Statement from Laura Wertheimer, March 2021
During my childhood, my family spent many Sunday afternoons with my father’s parents, and their friends from Nuremberg, Germany, in a lovely public park in Kew Gardens. Only German was spoken and the two American children were expected to remain silent and listen. Over time, we came to understand that they shared memories about growing up in Nuremberg in the years before Hitler came to power: falling in love, getting married and having children; foods they enjoyed; holidays they shared; musical concerts they attended; and skiing and curling and sledding activities they sought to master. Our American-born mother, who learned German so she could join these conversations, regularly asked why the family stayed in Germany once restrictions began to be imposed on German Jews. “We were Germans,” replied my Oma Sophie, who continued, “My family had been in Germany for 400 years. Why would we think we should leave our homes?” When our mother persisted, the answer was always the same: we never thought our friends, neighbors and professional colleagues would turn against us.

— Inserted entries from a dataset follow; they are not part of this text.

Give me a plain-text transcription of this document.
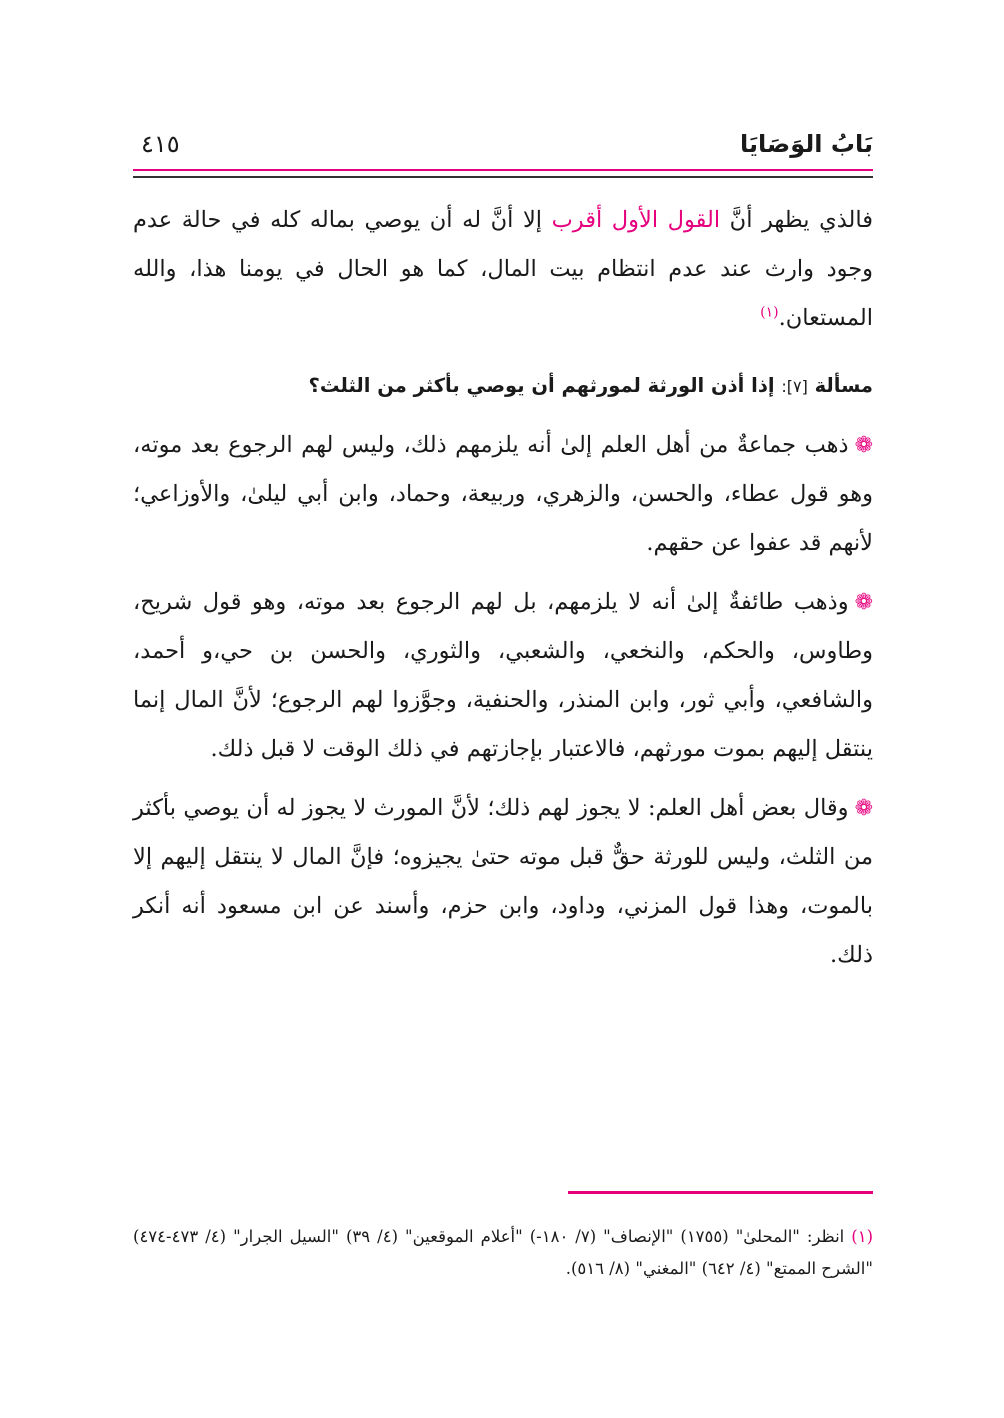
بَابُ الوَصَايَا
٤١٥

فالذي يظهر أنَّ القول الأول أقرب إلا أنَّ له أن يوصي بماله كله في حالة عدم وجود وارث عند عدم انتظام بيت المال، كما هو الحال في يومنا هذا، والله المستعان.$^{(١)}$

مسألة [٧]: إذا أذن الورثة لمورثهم أن يوصي بأكثر من الثلث؟

❁ذهب جماعةٌ من أهل العلم إلىٰ أنه يلزمهم ذلك، وليس لهم الرجوع بعد موته، وهو قول عطاء، والحسن، والزهري، وربيعة، وحماد، وابن أبي ليلىٰ، والأوزاعي؛ لأنهم قد عفوا عن حقهم.

❁وذهب طائفةٌ إلىٰ أنه لا يلزمهم، بل لهم الرجوع بعد موته، وهو قول شريح، وطاوس، والحكم، والنخعي، والشعبي، والثوري، والحسن بن حي،و أحمد، والشافعي، وأبي ثور، وابن المنذر، والحنفية، وجوَّزوا لهم الرجوع؛ لأنَّ المال إنما ينتقل إليهم بموت مورثهم، فالاعتبار بإجازتهم في ذلك الوقت لا قبل ذلك.

❁وقال بعض أهل العلم: لا يجوز لهم ذلك؛ لأنَّ المورث لا يجوز له أن يوصي بأكثر من الثلث، وليس للورثة حقٌّ قبل موته حتىٰ يجيزوه؛ فإنَّ المال لا ينتقل إليهم إلا بالموت، وهذا قول المزني، وداود، وابن حزم، وأسند عن ابن مسعود أنه أنكر ذلك.

(١) انظر: "المحلىٰ" (١٧٥٥) "الإنصاف" (٧/ ١٨٠-) "أعلام الموقعين" (٤/ ٣٩) "السيل الجرار" (٤/ ٤٧٣-٤٧٤) "الشرح الممتع" (٤/ ٦٤٢) "المغني" (٨/ ٥١٦).
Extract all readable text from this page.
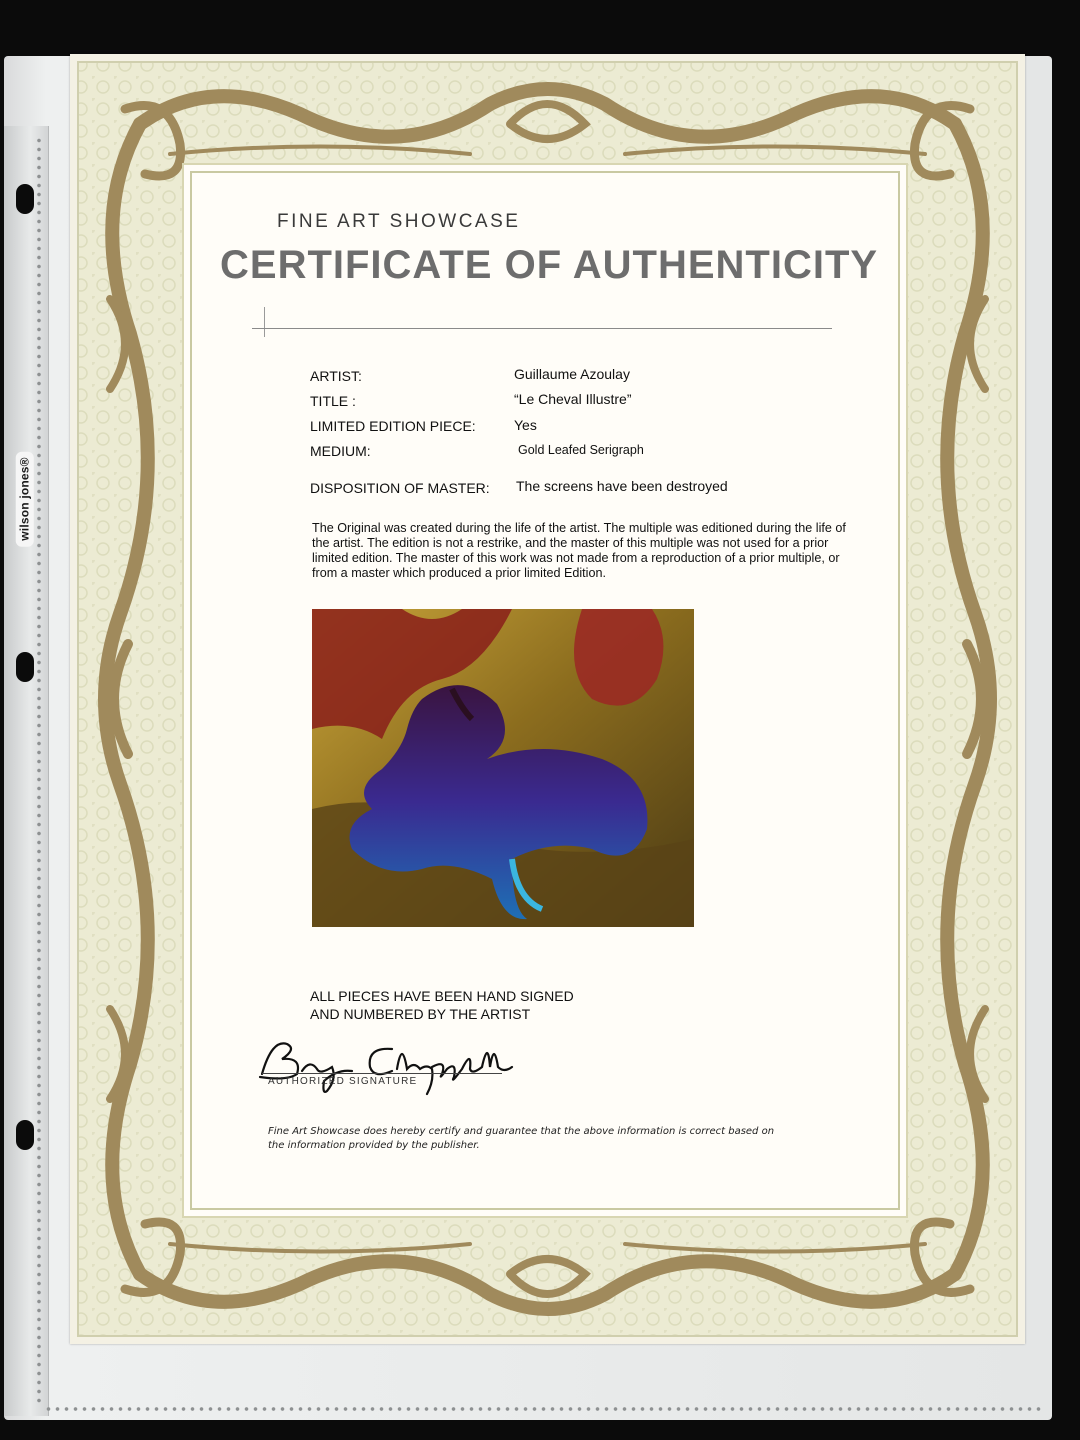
wilson jones®
FINE ART SHOWCASE
CERTIFICATE OF AUTHENTICITY
ARTIST:	Guillaume Azoulay
TITLE :	“Le Cheval Illustre”
LIMITED EDITION PIECE:	Yes
MEDIUM:	Gold Leafed Serigraph
DISPOSITION OF MASTER: The screens have been destroyed
The Original was created during the life of the artist. The multiple was editioned during the life of the artist. The edition is not a restrike, and the master of this multiple was not used for a prior limited edition. The master of this work was not made from a reproduction of a prior multiple, or from a master which produced a prior limited Edition.
ALL PIECES HAVE BEEN HAND SIGNED
AND NUMBERED BY THE ARTIST
AUTHORIZED SIGNATURE
Fine Art Showcase does hereby certify and guarantee that the above information is correct based on the information provided by the publisher.
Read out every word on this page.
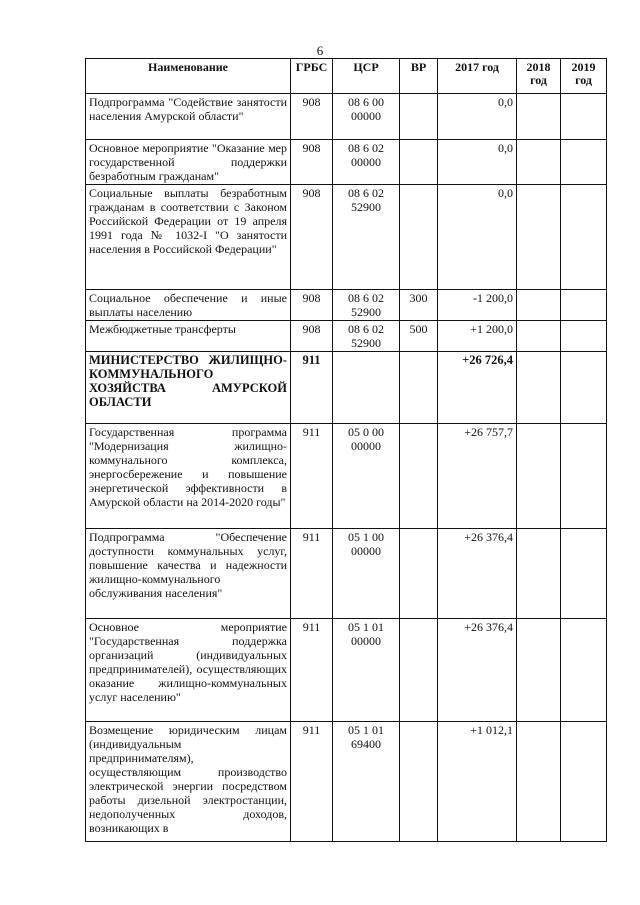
6
Наименование	ГРБС	ЦСР	ВР	2017 год	2018 год	2019 год
Подпрограмма "Содействие занятости населения Амурской области"	908	08 6 00 00000		0,0		
Основное мероприятие "Оказание мер государственной поддержки безработным гражданам"	908	08 6 02 00000		0,0		
Социальные выплаты безработным гражданам в соответствии с Законом Российской Федерации от 19 апреля 1991 года № 1032-I "О занятости населения в Российской Федерации"	908	08 6 02 52900		0,0		
Социальное обеспечение и иные выплаты населению	908	08 6 02 52900	300	-1 200,0		
Межбюджетные трансферты	908	08 6 02 52900	500	+1 200,0		
МИНИСТЕРСТВО ЖИЛИЩНО-КОММУНАЛЬНОГО ХОЗЯЙСТВА АМУРСКОЙ ОБЛАСТИ	911			+26 726,4		
Государственная программа "Модернизация жилищно-коммунального комплекса, энергосбережение и повышение энергетической эффективности в Амурской области на 2014-2020 годы"	911	05 0 00 00000		+26 757,7		
Подпрограмма "Обеспечение доступности коммунальных услуг, повышение качества и надежности жилищно-коммунального обслуживания населения"	911	05 1 00 00000		+26 376,4		
Основное мероприятие "Государственная поддержка организаций (индивидуальных предпринимателей), осуществляющих оказание жилищно-коммунальных услуг населению"	911	05 1 01 00000		+26 376,4		
Возмещение юридическим лицам (индивидуальным предпринимателям), осуществляющим производство электрической энергии посредством работы дизельной электростанции, недополученных доходов, возникающих в	911	05 1 01 69400		+1 012,1		
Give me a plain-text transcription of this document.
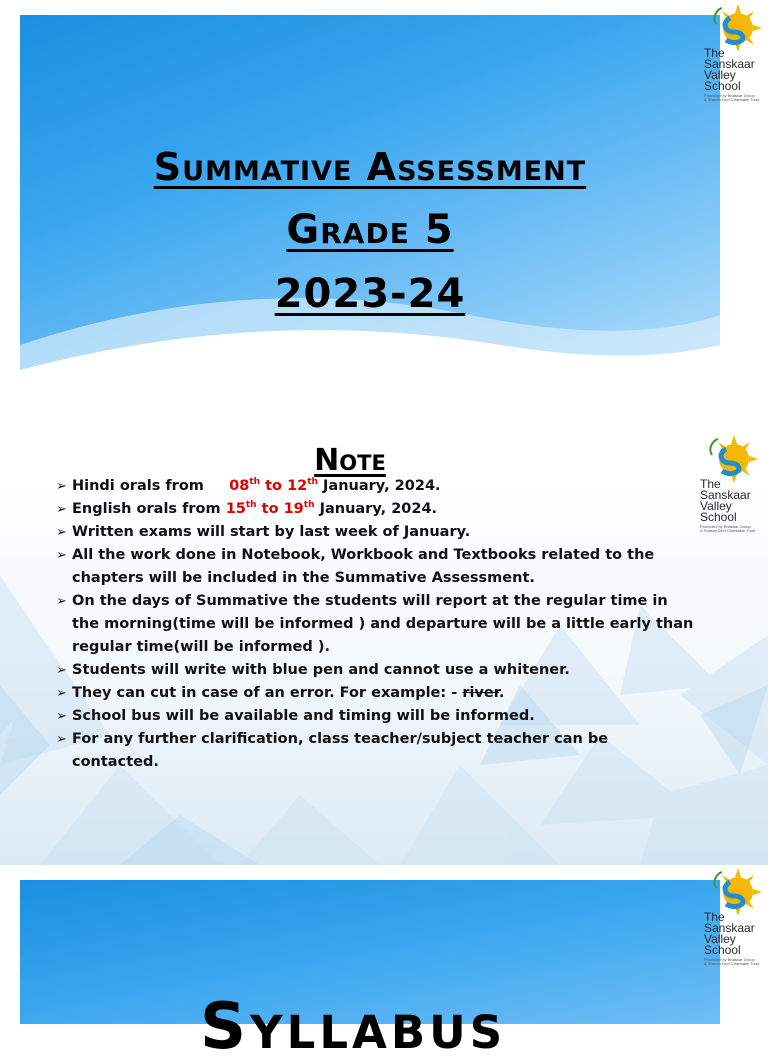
Summative Assessment
Grade 5
2023-24
The
Sanskaar
Valley
School
Promoted by Bhaskar Group
& Sharda Devi Charitable Trust
Note
➢ Hindi orals from 08th to 12th January, 2024.
➢ English orals from 15th to 19th January, 2024.
➢ Written exams will start by last week of January.
➢ All the work done in Notebook, Workbook and Textbooks related to the chapters will be included in the Summative Assessment.
➢ On the days of Summative the students will report at the regular time in the morning(time will be informed ) and departure will be a little early than regular time(will be informed ).
➢ Students will write with blue pen and cannot use a whitener.
➢ They can cut in case of an error. For example: - river.
➢ School bus will be available and timing will be informed.
➢ For any further clarification, class teacher/subject teacher can be contacted.
The
Sanskaar
Valley
School
Promoted by Bhaskar Group
& Sharda Devi Charitable Trust
Syllabus
The
Sanskaar
Valley
School
Promoted by Bhaskar Group
& Sharda Devi Charitable Trust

But that is exactly what happened. My father and his parents, his aunts and uncles and cousins and grandparents, were no different from other German families in the buildings where they lived: they were raised in Nuremberg, educated in Nuremberg, shared the culture of Nuremberg, and enjoyed the foods of Nuremberg (and Bavaria). And it was their neighbors, their friends, and their business colleagues in their city, their neighborhood, and their apartment buildings who saw the terror starting in their city but either turned a blind eye or willingly facilitated the Nazi brutalities.
Large Holocaust memorials in Germany and elsewhere focus on the enormity of the genocide, not on the tragedies of the individuals affected by it. When I learned about the Stolpersteine project, I recognized that these stumbling stones made individual victims of the Holocaust impossible to forget. As children and their parents step over each stumbling stone day after day, they would read the name of the individual who lived at that address until forced to leave. That small stone personalizes the Holocaust down to the individual level and makes certain that these family members – mothers, fathers, grandparents, children, aunts, uncles, who loved and were loved – are not forgotten.
Close relatives opposed participation in the Stolpersteine project. One found the placement of Stolpersteine underfoot to be unacceptable. Walking on a Stolperstein, went the argument, amounted to Jews being stomped on, all over again. Anxieties were voiced that Stolpersteine would be vandalized by those who felt the Nazis had not murdered a large enough number of Jews.
While I respect those views, I wanted a small urban remembrance in Nuremberg to honor the lives of Fritz Prager, Sophie Prager Wertheimer, Erich Zacharias Wertheimer and Franz Wertheimer, so that they would not be forgotten by the only home they had ever known but were forced to flee.